Americans should be outraged at the news that the Trump administration is considering breaking apart desperate immigrant and asylum-seeking families and placing the children in camps on military bases.

Since August 2017, the U.S. Immigration and Customs Enforcement has been weakening parental rights, overturning earlier measures meant to facilitate children's well being.

Earlier this month, the Marshall Project, a nonpartisan news organization focused on the U.S. criminal justice system, reviewed the steps taken to curtail legal protections for immigrant juveniles. Under the guise of law enforcement, federal officials increased efforts to detain vulnerable children entering the U.S. in order to escape violence or trafficking.

Now the federal government is poised to go a step further, taking children away from parents in order to deter those seeking asylum or refuge.

The outright cruelty of separating and incarcerating children and the threat it poses to their health is stunning.  Who will care for the children? Who will educate them? Who will look after their physical and mental health needs? Will infants and toddlers become part of this incarcerated group? How quickly can families be reunited?  The harm done by separation can be lasting.

Organizations of professionals dedicated to the well being of children have spoken out about the need for protecting young people from areas racked by deadly violence. The American Psychological Association advocates federal policies on immigration that promote keeping families together. Last year, the American Academy of Pediatrics issued a statement urging the President to ensure that families fleeing violence and seeking refuge be treated with compassion. Foster care experts have long known that separation of children from families can have lasting traumatic developmental effects even when it is necessary for the safety of the children. In regards to immigration, the National Association of Social Workers has urged avoiding long-time family separation. The decision makers in Washington, D.C. should be listening to these experts and turning to them for help in making immigration programs addressing families better for all parties.

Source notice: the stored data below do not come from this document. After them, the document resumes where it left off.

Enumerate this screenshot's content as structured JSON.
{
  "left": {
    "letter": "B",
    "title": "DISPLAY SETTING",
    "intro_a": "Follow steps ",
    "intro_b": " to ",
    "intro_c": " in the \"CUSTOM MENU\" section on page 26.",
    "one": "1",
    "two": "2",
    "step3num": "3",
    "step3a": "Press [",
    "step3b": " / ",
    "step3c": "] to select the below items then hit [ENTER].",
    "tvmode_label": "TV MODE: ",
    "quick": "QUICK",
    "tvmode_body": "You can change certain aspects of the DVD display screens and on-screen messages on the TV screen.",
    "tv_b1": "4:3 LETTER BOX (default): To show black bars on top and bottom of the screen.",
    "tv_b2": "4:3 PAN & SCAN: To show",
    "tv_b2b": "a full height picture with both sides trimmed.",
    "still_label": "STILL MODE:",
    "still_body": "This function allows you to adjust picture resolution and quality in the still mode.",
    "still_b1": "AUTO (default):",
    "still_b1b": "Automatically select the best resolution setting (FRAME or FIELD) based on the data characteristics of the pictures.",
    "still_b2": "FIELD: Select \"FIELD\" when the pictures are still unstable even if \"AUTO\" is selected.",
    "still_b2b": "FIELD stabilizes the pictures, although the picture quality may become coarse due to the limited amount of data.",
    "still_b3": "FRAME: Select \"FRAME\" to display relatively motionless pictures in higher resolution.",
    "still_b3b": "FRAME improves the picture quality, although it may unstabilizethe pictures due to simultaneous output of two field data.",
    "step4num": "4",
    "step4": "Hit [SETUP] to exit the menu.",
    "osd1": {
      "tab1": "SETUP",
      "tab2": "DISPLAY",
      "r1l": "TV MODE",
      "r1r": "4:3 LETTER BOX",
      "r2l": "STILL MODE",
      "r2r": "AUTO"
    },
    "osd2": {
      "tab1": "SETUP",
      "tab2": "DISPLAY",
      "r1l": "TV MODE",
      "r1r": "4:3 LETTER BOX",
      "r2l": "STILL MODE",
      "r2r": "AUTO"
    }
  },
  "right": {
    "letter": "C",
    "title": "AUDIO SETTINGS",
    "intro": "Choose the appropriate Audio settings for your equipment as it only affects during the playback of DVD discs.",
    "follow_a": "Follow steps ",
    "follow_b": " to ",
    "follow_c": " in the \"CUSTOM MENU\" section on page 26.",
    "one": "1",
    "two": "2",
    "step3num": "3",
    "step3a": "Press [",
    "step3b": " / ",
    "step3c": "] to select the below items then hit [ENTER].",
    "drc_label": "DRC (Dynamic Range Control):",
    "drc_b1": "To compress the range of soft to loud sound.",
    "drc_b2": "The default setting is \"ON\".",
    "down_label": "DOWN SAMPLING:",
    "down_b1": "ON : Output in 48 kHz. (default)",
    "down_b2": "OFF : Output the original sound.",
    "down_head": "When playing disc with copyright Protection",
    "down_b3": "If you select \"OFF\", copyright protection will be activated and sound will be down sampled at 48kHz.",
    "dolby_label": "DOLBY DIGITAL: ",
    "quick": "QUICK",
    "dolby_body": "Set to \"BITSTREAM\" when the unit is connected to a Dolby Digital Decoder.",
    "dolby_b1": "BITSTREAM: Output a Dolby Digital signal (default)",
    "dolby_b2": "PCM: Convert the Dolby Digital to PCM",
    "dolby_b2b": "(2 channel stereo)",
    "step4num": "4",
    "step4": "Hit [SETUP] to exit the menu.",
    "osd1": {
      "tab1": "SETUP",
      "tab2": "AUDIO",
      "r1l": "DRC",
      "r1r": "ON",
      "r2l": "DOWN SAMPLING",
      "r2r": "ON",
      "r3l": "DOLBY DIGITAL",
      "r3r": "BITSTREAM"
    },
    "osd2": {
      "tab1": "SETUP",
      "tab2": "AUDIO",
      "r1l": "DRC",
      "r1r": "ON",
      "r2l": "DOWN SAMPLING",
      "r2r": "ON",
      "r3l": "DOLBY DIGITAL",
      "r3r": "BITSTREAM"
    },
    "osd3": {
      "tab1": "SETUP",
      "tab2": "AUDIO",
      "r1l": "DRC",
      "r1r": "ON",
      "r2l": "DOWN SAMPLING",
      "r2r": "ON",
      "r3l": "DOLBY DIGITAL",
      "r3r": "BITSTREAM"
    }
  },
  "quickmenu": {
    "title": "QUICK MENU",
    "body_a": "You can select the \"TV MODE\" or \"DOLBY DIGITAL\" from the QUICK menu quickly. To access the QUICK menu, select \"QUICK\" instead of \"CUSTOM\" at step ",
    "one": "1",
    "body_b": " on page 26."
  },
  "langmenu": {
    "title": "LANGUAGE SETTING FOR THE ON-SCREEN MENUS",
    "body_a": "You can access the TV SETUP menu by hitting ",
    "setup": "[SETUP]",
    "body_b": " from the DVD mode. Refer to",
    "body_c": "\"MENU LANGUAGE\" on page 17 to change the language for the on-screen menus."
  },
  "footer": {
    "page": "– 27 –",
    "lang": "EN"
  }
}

We've been down this ugly road of family separation before, with Native American boarding schools that became cesspools of physical and sexual abuse. The schools, established in order to take children far from their parents and force them to lose their culture and their language, left a terrible legacy of suicide, alcohol abuse, and family dysfunction. To trod that ground again, destroying families and scarring children, is not just about failing to learn the lessons of history, it is about failing to build a better nation.

In 1790, George Washington wrote to the congregation of the Touro Synagogue, "happily the Government of the United States gives to bigotry no sanction, to persecution no assistance…" That was something to aspire to in 1790 and so it is today. Our elected officials must turn stop persecuting children and instead focus on protecting them.

Janet Golden is a professor of history at Rutgers University-Camden.